(Before It's News)
“This Is Your Brain On Rose Colored Glasses”
by Kim Luke
“Sure, being in a good mood changes the way you see the world, but it also looks like it changes the way the brain works. Dr. Adam Anderson, an Assistant Professor of Psychology at the University of Toronto, has been using functional MRI to look at how the mood we’re in affects the way the brain works. Anderson had people look at a picture that either put them in a good mood or a bad mood, and then had them do a simple task that measured their attention. At the same time, he looked at their brain activation levels with the fMRI scans. It turns out that people in a positive mood took in more information about the world around them, while people in a negative mood took in less. Anderson says the brain is like a camera and the particular mood we’re in is kind of like a lens that determines how much of the world we see. The idea is that the way we perceive the world- and therefore think about it- is heavily influenced by our emotional state.
A University of Toronto study provides the first direct evidence that our mood literally changes the way our visual system filters our perceptual experience suggesting that seeing the world through rose-colored glasses is more biological reality than metaphor. “Good and bad moods literally change the way our visual cortex operates and how we see,” said Professor Adam Anderson of psychology. “Specifically our study shows that when in a positive mood, our visual cortex takes in more information, while negative moods result in tunnel vision. The study appears in the ‘Journal of Neuroscience.’
The U of T team used functional magnetic resonance imaging to examine how our visual cortex processes sensory information when in good, bad and neutral moods. They found that donning the rose-colored glasses of a good mood is less about the color and more about the expansiveness of the view.
The researchers first showed subjects a series images designed to generate a good, bad or neutral mood.
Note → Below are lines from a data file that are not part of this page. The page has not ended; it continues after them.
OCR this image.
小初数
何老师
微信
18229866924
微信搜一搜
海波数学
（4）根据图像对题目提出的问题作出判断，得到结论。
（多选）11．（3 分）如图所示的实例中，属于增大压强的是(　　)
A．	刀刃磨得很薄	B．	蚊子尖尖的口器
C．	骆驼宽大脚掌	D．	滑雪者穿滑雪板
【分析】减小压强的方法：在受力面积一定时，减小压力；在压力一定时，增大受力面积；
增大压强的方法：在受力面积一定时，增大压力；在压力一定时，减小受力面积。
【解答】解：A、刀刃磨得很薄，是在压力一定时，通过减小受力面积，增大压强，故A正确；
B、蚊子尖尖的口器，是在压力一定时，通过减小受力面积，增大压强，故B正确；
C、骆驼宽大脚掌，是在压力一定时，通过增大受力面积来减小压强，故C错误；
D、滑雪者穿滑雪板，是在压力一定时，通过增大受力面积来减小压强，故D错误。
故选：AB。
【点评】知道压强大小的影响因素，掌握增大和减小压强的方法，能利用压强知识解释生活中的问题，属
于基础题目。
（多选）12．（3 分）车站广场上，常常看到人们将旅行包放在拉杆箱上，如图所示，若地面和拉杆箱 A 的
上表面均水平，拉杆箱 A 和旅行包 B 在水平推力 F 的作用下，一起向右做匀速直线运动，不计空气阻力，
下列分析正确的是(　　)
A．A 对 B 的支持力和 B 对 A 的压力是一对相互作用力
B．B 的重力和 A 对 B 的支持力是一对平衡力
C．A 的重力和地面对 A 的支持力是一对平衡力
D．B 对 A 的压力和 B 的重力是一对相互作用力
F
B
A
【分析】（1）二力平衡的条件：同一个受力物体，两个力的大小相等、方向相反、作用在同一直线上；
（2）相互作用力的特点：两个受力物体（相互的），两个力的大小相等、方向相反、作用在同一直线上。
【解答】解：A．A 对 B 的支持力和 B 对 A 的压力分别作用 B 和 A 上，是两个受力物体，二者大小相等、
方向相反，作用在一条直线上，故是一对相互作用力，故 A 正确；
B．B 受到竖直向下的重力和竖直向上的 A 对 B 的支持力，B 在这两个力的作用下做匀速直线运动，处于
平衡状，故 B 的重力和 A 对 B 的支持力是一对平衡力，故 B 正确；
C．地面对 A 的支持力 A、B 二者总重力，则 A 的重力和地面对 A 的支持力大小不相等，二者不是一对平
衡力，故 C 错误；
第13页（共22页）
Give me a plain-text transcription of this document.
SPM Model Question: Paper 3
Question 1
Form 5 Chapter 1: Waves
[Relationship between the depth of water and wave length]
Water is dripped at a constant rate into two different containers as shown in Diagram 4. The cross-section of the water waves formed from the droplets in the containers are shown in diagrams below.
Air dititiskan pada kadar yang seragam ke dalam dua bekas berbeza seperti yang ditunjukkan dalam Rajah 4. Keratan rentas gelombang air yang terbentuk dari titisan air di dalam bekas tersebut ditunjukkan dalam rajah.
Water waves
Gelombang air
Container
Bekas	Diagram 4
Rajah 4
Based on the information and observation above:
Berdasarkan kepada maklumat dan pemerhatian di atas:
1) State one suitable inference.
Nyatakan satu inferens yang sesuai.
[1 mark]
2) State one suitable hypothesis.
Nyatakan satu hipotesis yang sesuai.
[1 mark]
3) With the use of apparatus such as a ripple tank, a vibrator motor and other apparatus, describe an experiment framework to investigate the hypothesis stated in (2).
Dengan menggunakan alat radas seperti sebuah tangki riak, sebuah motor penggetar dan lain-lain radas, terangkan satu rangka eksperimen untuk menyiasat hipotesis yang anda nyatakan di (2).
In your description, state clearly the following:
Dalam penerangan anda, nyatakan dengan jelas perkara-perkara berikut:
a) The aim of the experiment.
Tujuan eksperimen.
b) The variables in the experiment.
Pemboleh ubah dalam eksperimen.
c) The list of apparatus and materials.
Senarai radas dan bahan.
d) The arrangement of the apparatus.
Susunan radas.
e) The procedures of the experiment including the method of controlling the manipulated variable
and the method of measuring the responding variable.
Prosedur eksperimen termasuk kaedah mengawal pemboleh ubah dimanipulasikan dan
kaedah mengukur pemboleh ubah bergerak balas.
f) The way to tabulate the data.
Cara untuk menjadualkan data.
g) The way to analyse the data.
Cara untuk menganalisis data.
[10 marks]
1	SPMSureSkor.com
Subjects were then shown a composite image, featuring a face in the centre, surrounded by “place” images, such as a house. To focus their attention on the central image, subjects were asked to identify the gender of the person’s face. When in a bad mood, the subjects did not process the images of places in the surrounding background. However, when viewing the same images in a good mood, they actually took in more information- they saw the central image of the face as well as the surrounding pictures of houses. The discovery came from looking at specific parts of the brain- the parahippocampal “place area”- that are known to process places and how this area relates to primary visual cortical responses, the first part of the cortex related to vision. Images from the experiment are here.
“Under positive moods, people may process a greater number of objects in their environment, which sounds like a good thing, but it also can result in distraction,” said Taylor Schmitz, a graduate student of Anderson’s and lead author of the study. “Good moods enhance the literal size of the window through which we see the world. The upside of this is that we can see things from a more global, or integrative perspective. The downside is that this can lead to distraction on critical tasks that require narrow focus, such as operating dangerous machinery or airport screening of passenger baggage. Bad moods, on the other hand, may keep us more narrowly focused, preventing us from integrating information outside of our direct attentional focus.
Dr. Adam Anderson remarked that the “good mood” subjects also demonstrated excellent creative problem-solving. Conversely, when a “bad mood” group was challenged, they tended to see the problem all in the same way, which short-circuited the possibolity of developing a novel or innovated approach. It does then suit the PTB to keep us continually upset and stressed, and unable to approach our dilemmas in any way except what we already know.”